The common name of Allium Cepa is known as onion, a normal type of vegetable which can be easily found in our daily dishes. The question is, why cutting an onion will make us tear?
Onion contains sulphur compounds for their chemical defence mechanism in order to prevent the onion form attacking by pests and insects. The pungent smell released from onion is mainly due to these compounds. The cellular structures of onion are destroyed once we cut it apart, which then resulted the enzyme Alliinase and a class of molecules called amino acid sulfoxides to be released from the broken cells. The amino acid sulfoxides are then broken down by the enzyme Alliinase to to produce sulfenic acids. 1-propenesulfenic acid is a one type of sulfenic acid formed when the plant cells of onions are damaged. This sulfenic acid is rearranged to form syn-Propanethial-S-oxide by another type of enzyme named lachrymatory factor synthase(LFS). Syn-Propanethial-S-oxide is in gas from and also a type of lachrymatory agent.
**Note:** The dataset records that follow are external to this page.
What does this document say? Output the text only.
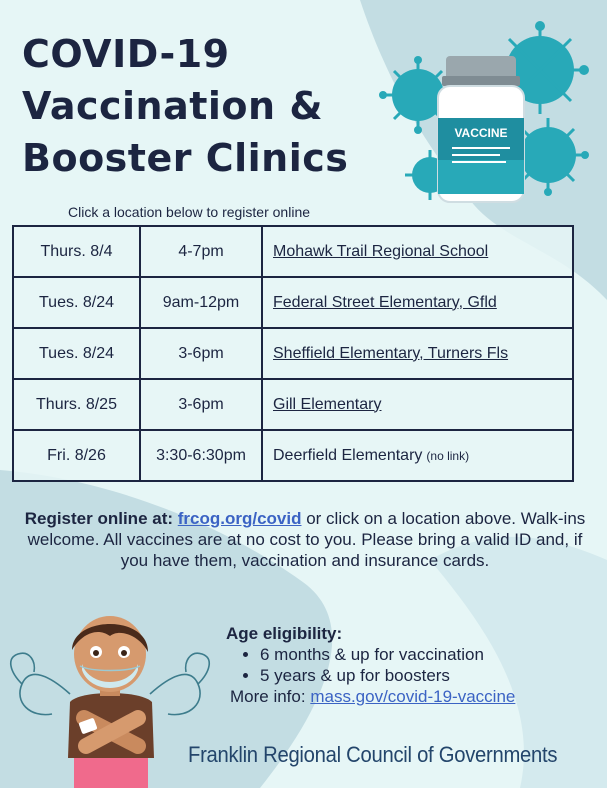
COVID-19
Vaccination &
Booster Clinics
VACCINE
Click a location below to register online
Thurs. 8/4	4-7pm	Mohawk Trail Regional School
Tues. 8/24	9am-12pm	Federal Street Elementary, Gfld
Tues. 8/24	3-6pm	Sheffield Elementary, Turners Fls
Thurs. 8/25	3-6pm	Gill Elementary
Fri. 8/26	3:30-6:30pm	Deerfield Elementary (no link)
Register online at: frcog.org/covid or click on a location above. Walk-ins welcome. All vaccines are at no cost to you. Please bring a valid ID and, if you have them, vaccination and insurance cards.
Age eligibility:
• 6 months & up for vaccination
• 5 years & up for boosters
More info: mass.gov/covid-19-vaccine
Franklin Regional Council of Governments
Lachrymatory agent is a type of chemical which can stimulates the corneal nerves in the eyes cause tearing effect. When the gas diffuses into the air and gets contact with the eyes, the corneal nerves are stimulated and taking actions by carrying out lachrymation. The purpose of this reaction is to clean away the irritants which entered the eyes by tears flowing out from the eyes.
STOP CRYING for ONION!
Lachrymation can be restrained by cooling the onion before preparing it for dishes and dipping it into water for a while after peeling off the first layer of it. Why? Cooling the onion will consequently changes the optimum temperature for the enzyme to be active, thus the speed of chemical reactions will slow down. Secondly, dipping the onion into the water after peeling can allow the sulphur compounds to be reacted with the water and thus there is no irritating gases are formed.